Der HERR ist mein Hirt, *
nichts wird mir fehlen.
Er lässt mich lagern auf grünen Auen *
und führt mich zum Ruheplatz am Wasser.
Meine Lebenskraft bringt er zurück. /
Er führt mich auf Pfaden der Gerechtigkeit, *
getreu seinem Namen.
Auch wenn ich gehe im finsteren Tal, *
ich fürchte kein Unheil;
denn du bist bei mir, *
dein Stock und dein Stab, sie trösten mich.
Du deckst mir den Tisch *
vor den Augen meiner Feinde.
Du hast mein Haupt mit Öl gesalbt, *
übervoll ist mein Becher.
Ja, Güte und Huld werden mir folgen mein Leben lang /
und heimkehren werde ich ins Haus des HERRN *
für lange Zeiten.
(Psalm 23)
Liebe Schwestern und Brüder,
der Psalm 23 ist wohl der bekannteste von den 150 Psalmen, die es im 1. Testament gibt. Oft wird er in Sterbestunden gebetet, aber auch in schweren Zeiten oder einfach so.
Angesichts dauernd deprimierender Nachrichten ist es für unsere Seele wichtig, positive Bilder innerlich zu bedenken und zu betrachten. Auch unser besonderes Totengedenken im doch häufig ungemütlichen Monat November soll uns nicht trübsinnig machen, sondern mit den grünen Zweigen und den Lichtern für unsere Gräber Hoffnung und Zuversicht geben und zum Ausdruck bringen.
Mit den schönen Bildern des Psalm 23 sollten wir in uns Kino machen. Diese Bilder beziehen wir auf unsere Verstorbenen, aber auch auf uns selbst.
Im Bild des Hirten drückt sich Vertrautheit aus, jemand, dem man sich anvertrauen kann. Dass uns darum nichts fehlen wird, können wir vielleicht so nicht ganz sagen. Aber auf unsere Verstorbenen trifft es voll und ganz zu. Sie „lagern auf grünen Auen“ immerwährenden Lebens und haben „Ruheplätze am Wasser“ des Lebens gefunden. Aber auch wir brauchen immer wieder solche grüne Auen und Ruheplätze, um unsere Seelen nachkommen und heilen zu lassen.
Wie schön klingt doch: „Meine Lebenskraft bringt er zurück!“ Die Verstorbenen hatten sie scheinbar im Sterben verloren, und auch wir leben manchmal am Limit unserer Lebenskraft. Öffnen wir unsere Herzen, damit Er uns die Lebenskraft zurückbringen kann.

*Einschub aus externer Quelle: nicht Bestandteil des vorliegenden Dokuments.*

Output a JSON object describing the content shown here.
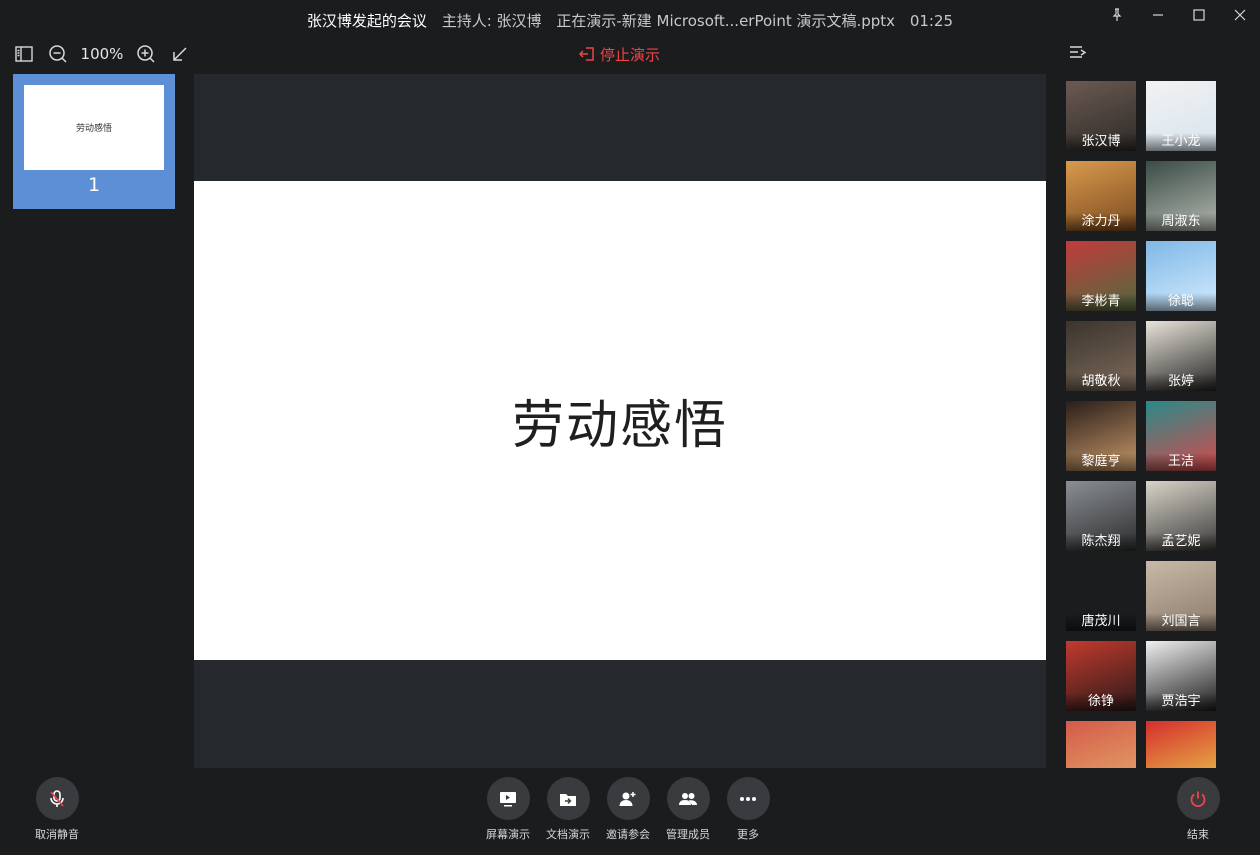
{
  "titlebar": {
    "meeting_title": "张汉博发起的会议",
    "host": "主持人: 张汉博",
    "presenting": "正在演示-新建 Microsoft...erPoint 演示文稿.pptx",
    "timer": "01:25",
    "pin_icon": "pin-icon",
    "minimize_icon": "minimize-icon",
    "maximize_icon": "maximize-icon",
    "close_icon": "close-icon"
  },
  "toolbar": {
    "zoom_level": "100%",
    "stop_presenting": "停止演示"
  },
  "thumbnails": [
    {
      "title": "劳动感悟",
      "number": "1"
    }
  ],
  "slide": {
    "title": "劳动感悟"
  },
  "participants": [
    {
      "name": "张汉博",
      "colors": [
        "#6b5a52",
        "#2d2a28"
      ]
    },
    {
      "name": "王小龙",
      "colors": [
        "#f2f2f2",
        "#d7e4ee"
      ]
    },
    {
      "name": "涂力丹",
      "colors": [
        "#d99a4e",
        "#7a4a1e"
      ]
    },
    {
      "name": "周淑东",
      "colors": [
        "#3a4b46",
        "#b4b9b0"
      ]
    },
    {
      "name": "李彬青",
      "colors": [
        "#c23b3b",
        "#4f6b3e"
      ]
    },
    {
      "name": "徐聪",
      "colors": [
        "#7fb7e6",
        "#d3ecff"
      ]
    },
    {
      "name": "胡敬秋",
      "colors": [
        "#3b342e",
        "#7d6b5a"
      ]
    },
    {
      "name": "张婷",
      "colors": [
        "#e9e4da",
        "#222222"
      ]
    },
    {
      "name": "黎庭亨",
      "colors": [
        "#2a1e1a",
        "#c89a6a"
      ]
    },
    {
      "name": "王洁",
      "colors": [
        "#2a8a8a",
        "#d64a4a"
      ]
    },
    {
      "name": "陈杰翔",
      "colors": [
        "#8a8f94",
        "#2c2c2c"
      ]
    },
    {
      "name": "孟艺妮",
      "colors": [
        "#d9d4c9",
        "#3a3a3a"
      ]
    },
    {
      "name": "唐茂川",
      "colors": [
        "#1b1c1e",
        "#1b1c1e"
      ]
    },
    {
      "name": "刘国言",
      "colors": [
        "#c9b9a8",
        "#8a7a6a"
      ]
    },
    {
      "name": "徐铮",
      "colors": [
        "#c23a2e",
        "#2a1a18"
      ]
    },
    {
      "name": "贾浩宇",
      "colors": [
        "#f0f0f0",
        "#1a1a1a"
      ]
    },
    {
      "name": "",
      "colors": [
        "#d45a4a",
        "#e5a86a"
      ]
    },
    {
      "name": "",
      "colors": [
        "#d62e2e",
        "#e8c84a"
      ]
    }
  ],
  "bottom": {
    "unmute": "取消静音",
    "screen_share": "屏幕演示",
    "doc_present": "文档演示",
    "invite": "邀请参会",
    "manage": "管理成员",
    "more": "更多",
    "end": "结束"
  },
  "colors": {
    "background": "#1b1c1e",
    "stage": "#25282d",
    "accent_red": "#f04545",
    "thumb_selected": "#5d8fd6"
  }
}
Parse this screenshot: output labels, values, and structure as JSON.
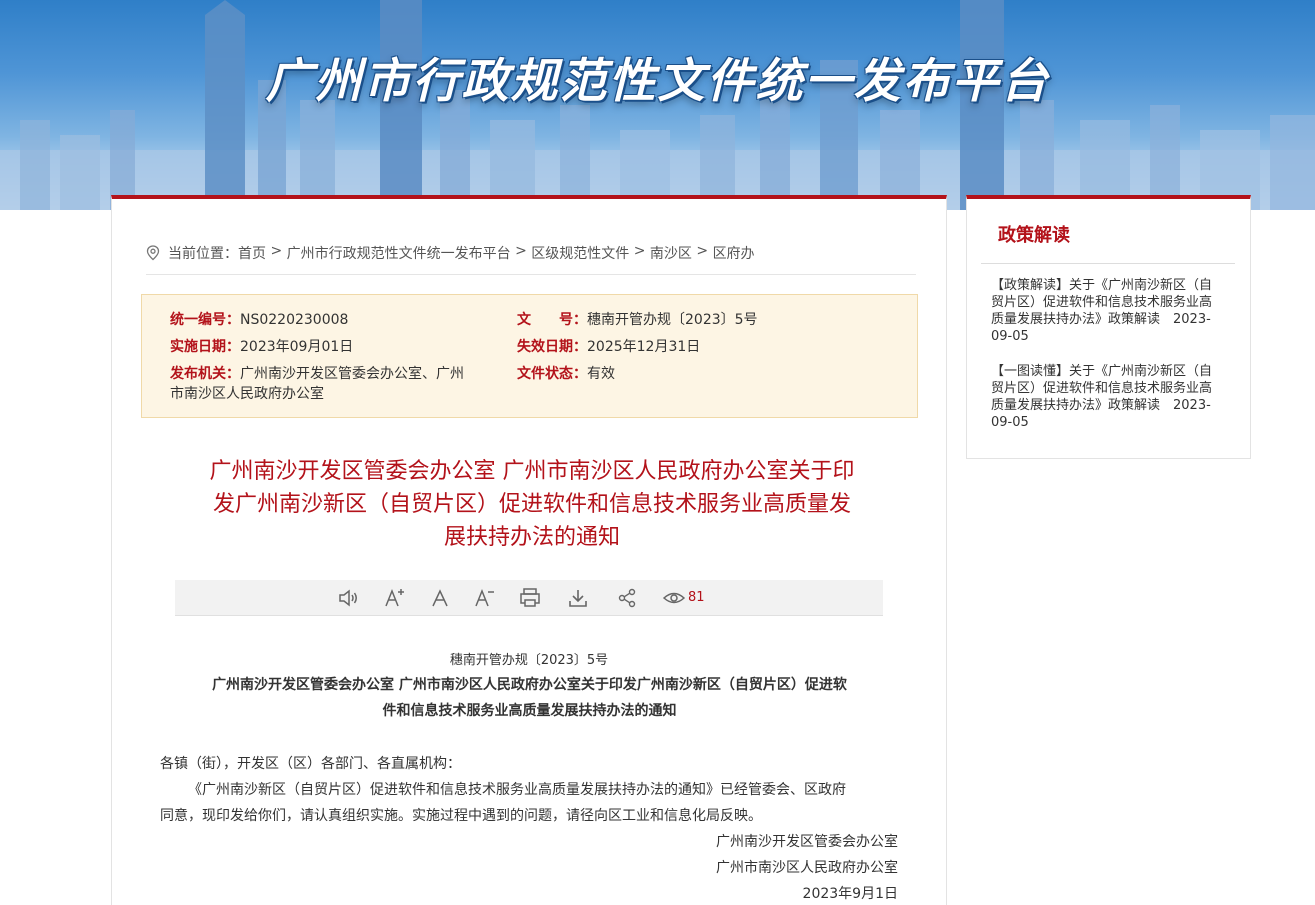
{
  "banner": {
    "title": "广州市行政规范性文件统一发布平台"
  },
  "breadcrumb": {
    "label": "当前位置：",
    "items": [
      "首页",
      "广州市行政规范性文件统一发布平台",
      "区级规范性文件",
      "南沙区",
      "区府办"
    ],
    "separator": ">"
  },
  "meta": {
    "code_label": "统一编号：",
    "code_value": "NS0220230008",
    "docno_label": "文　　号：",
    "docno_value": "穗南开管办规〔2023〕5号",
    "effective_label": "实施日期：",
    "effective_value": "2023年09月01日",
    "expire_label": "失效日期：",
    "expire_value": "2025年12月31日",
    "issuer_label": "发布机关：",
    "issuer_value_line1": "广州南沙开发区管委会办公室、广州",
    "issuer_value_line2": "市南沙区人民政府办公室",
    "status_label": "文件状态：",
    "status_value": "有效"
  },
  "document": {
    "title_line1": "广州南沙开发区管委会办公室 广州市南沙区人民政府办公室关于印",
    "title_line2": "发广州南沙新区（自贸片区）促进软件和信息技术服务业高质量发",
    "title_line3": "展扶持办法的通知",
    "view_count": "81",
    "doc_number": "穗南开管办规〔2023〕5号",
    "heading_line1": "广州南沙开发区管委会办公室  广州市南沙区人民政府办公室关于印发广州南沙新区（自贸片区）促进软",
    "heading_line2": "件和信息技术服务业高质量发展扶持办法的通知",
    "salutation": "各镇（街），开发区（区）各部门、各直属机构：",
    "paragraph_line1": "《广州南沙新区（自贸片区）促进软件和信息技术服务业高质量发展扶持办法的通知》已经管委会、区政府",
    "paragraph_line2": "同意，现印发给你们，请认真组织实施。实施过程中遇到的问题，请径向区工业和信息化局反映。",
    "signer1": "广州南沙开发区管委会办公室",
    "signer2": "广州市南沙区人民政府办公室",
    "date": "2023年9月1日"
  },
  "toolbar": {
    "icons": [
      "speaker-icon",
      "font-increase-icon",
      "font-reset-icon",
      "font-decrease-icon",
      "print-icon",
      "download-icon",
      "share-icon",
      "eye-icon"
    ]
  },
  "sidebar": {
    "title": "政策解读",
    "items": [
      {
        "line1": "【政策解读】关于《广州南沙新区（自",
        "line2": "贸片区）促进软件和信息技术服务业高",
        "line3": "质量发展扶持办法》政策解读　2023-",
        "line4": "09-05"
      },
      {
        "line1": "【一图读懂】关于《广州南沙新区（自",
        "line2": "贸片区）促进软件和信息技术服务业高",
        "line3": "质量发展扶持办法》政策解读　2023-",
        "line4": "09-05"
      }
    ]
  },
  "colors": {
    "accent_red": "#b3121a",
    "meta_bg": "#fdf5e4",
    "banner_blue": "#2f7fc8"
  }
}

Unsere Verstorbenen gehen nicht mehr „in finsteren Tälern“, wir immer wieder schon in Zeiten der Trauer, des Schmerzes, der Sorgen, Ängste und Nöte. Klar fürchten wir uns auch vor Unheil, aber es ist gut und tröstlich zu wissen, dass Jemand da ist, der mit uns geht, uns beschützt mit dem Stock und führt an engen Stellen mit seinem Stab.
Es ist doch total cool einen „Tisch vor den Augen der Feinde“ zu decken und gemütlich zu frühstücken oder zu Mittag zu essen. Das drückt totales Vertrauen aus, dass nichts passieren kann, wenn Er da ist. Und die „Feinde“ müssen nicht gleich Menschen sein. Das kann alles sein, was unsere Lebenskraft bedroht und rauben will. Dieser Not wissen wir unsere Verstorbenen entrissen.
Das „Haupt mit Öl zu salben“, ist nicht nur eine Sache der Schönheitspflege, sondern auch eine Therapie für jene Gedanken, die sich manchmal so unter dem Haupte und ins verängstige Herz quälend einnisten wollen. Das „Öl“ sollten, wie schon gesagt, auch gute Gedanken, Bilder und Erlebnisse sein. Übervoll soll der Becher des Lebens sein. Gott will kein verkümmertes oder kümmerliches Leben, sondern Lebensfülle für uns und all‘ unsere Verstorbenen.
Und schließlich ist „Heimkehren“ auch ein starkes Bild. Heimgekehrt und zur Ruhe gekommen sind unsere Verstorbenen. Wir sind oft ruhelos unterwegs und fühlen uns manchmal alles andere als Zuhause. Aber das Haus des Herrn ist das Haus seiner bleibenden Liebe, in dem unsere Verstorbenen für immer zu Hause sind.
Uns möge es jetzt und hier für möglichst „lange Zeit“ geschenkt sein. So möge dieser Psalm 23 uns und unsere Verstorbenen verbinden und Realität sein, die uns und unsere Verstorbenen trägt, tröstet und befreit. Amen.